Figure 5. Leash proprietary small molecule data collection trajectory compared to public datasets. This is independent of commercial DEL library small molecule screening data that we have generated for other purposes, such as BELKA (link, link) and the upcoming STRELKA (stay tuned).
How we imagine a future of small molecule drug discovery
To find and optimize small molecules one needs to understand their likely protein targets of interest as well as off-targets that might cause harm. The combinatorial problem of searching vast chemical spaces against many protein targets simultaneously poses a challenge for the field, but recent progress gives us hope, and we demonstrate here that scaled, quality data generation methods like ours will help overcome the current limits on performance. Hermes is capable of interrogating many molecules against many protein targets with a low computational overhead, and we feel this is a direct result of our quality data generation. We look forward to using Hermes as a first-pass filter before passing promising small molecules on to more computationally-intensive, structure-based models.

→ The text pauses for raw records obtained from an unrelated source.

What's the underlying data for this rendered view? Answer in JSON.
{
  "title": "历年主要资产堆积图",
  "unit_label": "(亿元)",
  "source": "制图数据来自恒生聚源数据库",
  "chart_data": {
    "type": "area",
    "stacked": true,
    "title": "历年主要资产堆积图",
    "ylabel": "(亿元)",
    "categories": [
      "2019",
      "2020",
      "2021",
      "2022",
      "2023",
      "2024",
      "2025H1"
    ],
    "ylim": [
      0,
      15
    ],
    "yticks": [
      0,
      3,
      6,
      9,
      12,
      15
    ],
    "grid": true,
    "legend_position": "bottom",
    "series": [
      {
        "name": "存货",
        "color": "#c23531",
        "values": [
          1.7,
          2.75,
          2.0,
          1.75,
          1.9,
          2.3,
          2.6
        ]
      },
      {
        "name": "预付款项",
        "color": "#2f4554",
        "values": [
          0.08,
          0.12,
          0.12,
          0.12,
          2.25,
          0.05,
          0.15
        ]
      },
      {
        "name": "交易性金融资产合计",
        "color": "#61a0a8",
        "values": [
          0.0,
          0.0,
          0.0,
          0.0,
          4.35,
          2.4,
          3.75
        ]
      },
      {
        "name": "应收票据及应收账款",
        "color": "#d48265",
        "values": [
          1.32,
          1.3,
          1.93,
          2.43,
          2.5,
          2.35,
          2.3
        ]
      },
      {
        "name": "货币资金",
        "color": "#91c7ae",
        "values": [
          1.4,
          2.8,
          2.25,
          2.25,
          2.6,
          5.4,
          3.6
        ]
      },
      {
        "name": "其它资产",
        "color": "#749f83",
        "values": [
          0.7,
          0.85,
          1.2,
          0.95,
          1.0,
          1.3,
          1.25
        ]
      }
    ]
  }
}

In the language world, present LLMs are trained on tens of trillions of tokens. Well-trained models can then be used for few-shot or zero-shot approaches (link), like translating between languages with very few common examples (link). Similarly, we wonder if models with a solid understanding of small molecule-protein interactions could be wielded for higher-order tasks like toxicity prediction by few-shotting or fine-tuning on an experimentally tractable number of examples. While we are able to collect many billions of independent measurements of small molecule-protein pairs, we and others are unlikely to scale physical measurements of more complex systems, especially those involving whole animals or patients, to such a degree. We are hopeful that by establishing a foundational understanding of these molecular interactions, we can enable prediction at higher and higher levels of biological abstraction, leading to more rapid and effective drug design.

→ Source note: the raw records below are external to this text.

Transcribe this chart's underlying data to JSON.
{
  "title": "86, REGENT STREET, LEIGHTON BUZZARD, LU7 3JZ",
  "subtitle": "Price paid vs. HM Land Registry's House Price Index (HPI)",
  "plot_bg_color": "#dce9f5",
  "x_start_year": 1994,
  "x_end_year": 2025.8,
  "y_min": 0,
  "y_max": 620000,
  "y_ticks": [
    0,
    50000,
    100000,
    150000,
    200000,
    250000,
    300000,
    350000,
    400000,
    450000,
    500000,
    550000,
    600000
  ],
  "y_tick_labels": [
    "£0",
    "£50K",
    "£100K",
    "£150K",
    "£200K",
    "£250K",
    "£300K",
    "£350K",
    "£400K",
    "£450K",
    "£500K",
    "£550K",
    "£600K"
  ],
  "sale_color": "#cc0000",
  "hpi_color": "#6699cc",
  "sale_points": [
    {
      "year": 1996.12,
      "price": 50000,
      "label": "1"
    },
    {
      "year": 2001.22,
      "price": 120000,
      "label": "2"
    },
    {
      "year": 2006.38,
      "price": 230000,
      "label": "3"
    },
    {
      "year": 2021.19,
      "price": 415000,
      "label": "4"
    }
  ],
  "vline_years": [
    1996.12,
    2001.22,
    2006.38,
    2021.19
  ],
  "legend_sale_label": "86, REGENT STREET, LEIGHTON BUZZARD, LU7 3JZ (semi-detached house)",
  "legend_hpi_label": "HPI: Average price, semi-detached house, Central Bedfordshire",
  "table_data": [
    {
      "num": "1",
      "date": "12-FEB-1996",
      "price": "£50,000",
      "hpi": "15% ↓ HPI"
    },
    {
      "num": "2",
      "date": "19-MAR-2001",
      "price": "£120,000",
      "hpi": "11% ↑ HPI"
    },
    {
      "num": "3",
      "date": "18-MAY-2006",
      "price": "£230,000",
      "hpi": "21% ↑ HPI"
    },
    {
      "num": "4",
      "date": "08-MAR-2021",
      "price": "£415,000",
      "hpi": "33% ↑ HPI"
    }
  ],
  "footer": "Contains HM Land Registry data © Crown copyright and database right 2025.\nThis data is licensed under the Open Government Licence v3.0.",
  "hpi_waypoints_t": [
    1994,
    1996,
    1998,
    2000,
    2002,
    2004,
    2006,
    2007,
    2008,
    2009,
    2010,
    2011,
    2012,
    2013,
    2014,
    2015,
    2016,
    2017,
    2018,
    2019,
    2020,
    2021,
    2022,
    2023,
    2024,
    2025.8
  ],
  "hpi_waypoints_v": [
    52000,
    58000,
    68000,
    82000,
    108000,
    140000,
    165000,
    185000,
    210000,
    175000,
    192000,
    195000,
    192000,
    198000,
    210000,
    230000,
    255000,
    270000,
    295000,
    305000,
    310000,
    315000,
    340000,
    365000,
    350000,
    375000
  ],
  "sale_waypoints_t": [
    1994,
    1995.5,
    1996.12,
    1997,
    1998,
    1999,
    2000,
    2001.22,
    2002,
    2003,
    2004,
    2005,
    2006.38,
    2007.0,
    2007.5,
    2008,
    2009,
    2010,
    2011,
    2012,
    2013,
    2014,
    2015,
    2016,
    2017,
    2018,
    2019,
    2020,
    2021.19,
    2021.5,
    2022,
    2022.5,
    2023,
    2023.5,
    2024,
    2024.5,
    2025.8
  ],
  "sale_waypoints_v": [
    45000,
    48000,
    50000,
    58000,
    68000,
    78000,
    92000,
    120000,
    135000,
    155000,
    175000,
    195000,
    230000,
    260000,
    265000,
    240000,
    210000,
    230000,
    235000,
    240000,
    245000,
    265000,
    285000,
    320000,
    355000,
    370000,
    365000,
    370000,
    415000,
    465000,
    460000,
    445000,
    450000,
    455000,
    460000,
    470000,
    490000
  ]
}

Hermes is named for the fleet-footed Greek messenger. Hermes was enabled by the data generation efforts of Edward Kraft, Brayden Halverson, Sarah Hugo, Mackenzie Roman, and Ben Miller; Hermes’ conception, computational infrastructure and tire-kicking was performed by Max Kleinsasser, Sean Francis-Lyon, Race Peterson, and Andrew Blevins, while Becca Levin and Julian Tu provided critical domain expertise.
Epic
Very nice! Do you think this predictive modeling can translate to small molecule metabolism? It seems like a logical step to me… if you can predict small molecule binding based on amino acid sequence and chemical formula, may you be able to go one step further and determine if that chemical formula is altered based on the binding event?